Justice of the Constitutional Court of Croatia
- In office 14 April 2009 – 12 April 2026

Minister of Justice
- In office 18 May 1995 – 20 April 1998
- Preceded by: Ivica Crnić
- Succeeded by: Milan Ramljak

Personal details
- Born: 18 July 1958 (age 67) Blato, SR Croatia, SFR Yugoslavia (modern Croatia)
- Alma mater: University of Zagreb

= Miroslav Šeparović =

Croatian lawyer and politician

Miroslav Šeparović (born 18 July 1958) is a Croatian lawyer who served as the 5th President of the Constitutional Court of Croatia (2016–2025) and the 5th Minister of Justice in the Cabinet of Zlatko Mateša from 1995 to 1998.

==Early life and education==
Miroslav Šeparović was born on 18 July 1958 in Blato on the island of Korčula where he finished elementary and high school.

He graduated law from the Zagreb Faculty of Law in 1981. He passed the bar exam in 1983, and notary exam in 1994. He earned his PhD from the same Faculty in 2013 with a thesis entitled, The welfare of the child and the principle of the best interests of the child in the practice of the European Court of Human Rights and the Croatian Constitutional Court.

==Career==
After graduation, Šeparović worked as a legal clerk in the Blato Winery in Zagreb (1981-1983), and then in the Military building institution Prečko (1984-1986).
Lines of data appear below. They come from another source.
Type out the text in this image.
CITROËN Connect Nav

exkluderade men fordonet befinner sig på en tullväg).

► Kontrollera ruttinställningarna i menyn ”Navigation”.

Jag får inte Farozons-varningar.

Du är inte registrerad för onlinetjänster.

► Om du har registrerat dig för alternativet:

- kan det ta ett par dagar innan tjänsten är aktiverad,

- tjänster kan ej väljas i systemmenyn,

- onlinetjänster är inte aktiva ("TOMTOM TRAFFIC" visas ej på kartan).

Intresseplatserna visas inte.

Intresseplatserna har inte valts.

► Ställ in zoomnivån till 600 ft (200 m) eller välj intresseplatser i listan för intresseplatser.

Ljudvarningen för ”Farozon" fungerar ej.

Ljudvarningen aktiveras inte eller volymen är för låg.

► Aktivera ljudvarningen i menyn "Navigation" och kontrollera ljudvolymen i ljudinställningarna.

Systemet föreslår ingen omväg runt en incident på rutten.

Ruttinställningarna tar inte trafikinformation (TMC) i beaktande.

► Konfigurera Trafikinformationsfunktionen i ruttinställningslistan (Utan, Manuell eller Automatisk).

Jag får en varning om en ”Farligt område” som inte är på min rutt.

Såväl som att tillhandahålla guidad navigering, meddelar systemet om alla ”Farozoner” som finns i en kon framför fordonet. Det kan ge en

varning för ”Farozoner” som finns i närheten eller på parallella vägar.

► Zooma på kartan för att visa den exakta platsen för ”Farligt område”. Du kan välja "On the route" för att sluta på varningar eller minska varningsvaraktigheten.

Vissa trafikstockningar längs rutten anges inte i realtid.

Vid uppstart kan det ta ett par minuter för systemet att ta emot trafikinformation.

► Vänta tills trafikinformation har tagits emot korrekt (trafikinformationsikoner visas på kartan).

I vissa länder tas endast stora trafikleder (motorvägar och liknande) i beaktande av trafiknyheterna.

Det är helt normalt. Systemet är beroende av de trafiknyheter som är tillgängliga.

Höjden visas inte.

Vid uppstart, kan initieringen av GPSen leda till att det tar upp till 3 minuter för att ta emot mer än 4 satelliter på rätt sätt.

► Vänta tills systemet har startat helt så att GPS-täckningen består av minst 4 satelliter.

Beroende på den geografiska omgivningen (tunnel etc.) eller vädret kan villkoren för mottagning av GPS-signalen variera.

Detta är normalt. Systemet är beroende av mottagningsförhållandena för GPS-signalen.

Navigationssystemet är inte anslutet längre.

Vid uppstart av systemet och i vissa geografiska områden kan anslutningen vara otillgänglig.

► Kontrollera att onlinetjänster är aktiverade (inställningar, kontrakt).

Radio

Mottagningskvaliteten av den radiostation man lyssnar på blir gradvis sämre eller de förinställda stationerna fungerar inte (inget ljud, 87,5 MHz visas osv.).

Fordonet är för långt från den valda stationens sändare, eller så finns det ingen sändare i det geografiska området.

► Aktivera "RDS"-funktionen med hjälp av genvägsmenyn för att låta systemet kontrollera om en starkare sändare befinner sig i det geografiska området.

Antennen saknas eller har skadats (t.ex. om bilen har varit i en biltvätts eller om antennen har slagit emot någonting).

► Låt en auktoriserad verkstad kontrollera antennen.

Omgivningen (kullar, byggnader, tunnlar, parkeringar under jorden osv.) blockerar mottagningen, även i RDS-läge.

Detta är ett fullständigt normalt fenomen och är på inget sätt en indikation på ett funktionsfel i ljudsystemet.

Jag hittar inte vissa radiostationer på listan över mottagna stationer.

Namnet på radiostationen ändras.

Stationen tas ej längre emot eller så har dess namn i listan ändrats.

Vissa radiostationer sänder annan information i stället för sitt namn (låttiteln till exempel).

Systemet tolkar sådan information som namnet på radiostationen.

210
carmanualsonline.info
In 1986, he was appointed judge of the Municipal Court in Zagreb. In 1989, Šeparović got employed in the Ministry of Justice where he worked in the Directorate for Property and Legal Affairs. In 1995, he was appointed Minister. As a Minister, Šeparović participated in the drafting and implementation of regulations in the areas of civil law, the judicial system and criminal law reform. In 1998, he got a job at the Croatian Intelligence Service and become deputy head of the National Security Office. Since year 2000, he worked in private practice as a lawyer. He also served as a defender of general Mladen Markač at the International Criminal Tribunal for the former Yugoslavia. On 14 April 2009, Croatian Parliament appointed him judge of the Constitutional Court.

Šeparović served as the 5th President of the Constitutional Court of Croatia for three consecutive terms from 13 June 2016 to 12 October 2025. He was succeeded as President by Frane Staničić, who previously served as one of the judges of the Court.

==Other==
Šeparović is a member of the Croatian Academy of Legal Sciences.

==Awards==
He was awarded the Order of the Croatian Trefoil, Homeland War Memorial Medal, Homeland's Gratitude Medal, Memorial Medal Vukovar and the Order of Duke Branimir.

== Controversy ==
In 2018, Committee on Ethics in Science and Higher Education (CESHE) concluded that Šeparović was guilty of plagiarism since his doctoral thesis contained repeated instances of "incomplete and opaque citations" of other people's work.

In response, Šeparović filed criminal complaints against all the five members of the CESHE because he thought that the Committee members misused their positions and overstepped the jurisdiction which was limited by the Constitutional Court in 2017. Whereas, CESHE chairman Ivica Vilibić considered that it was a new development in an ongoing effort to weaken the Committee.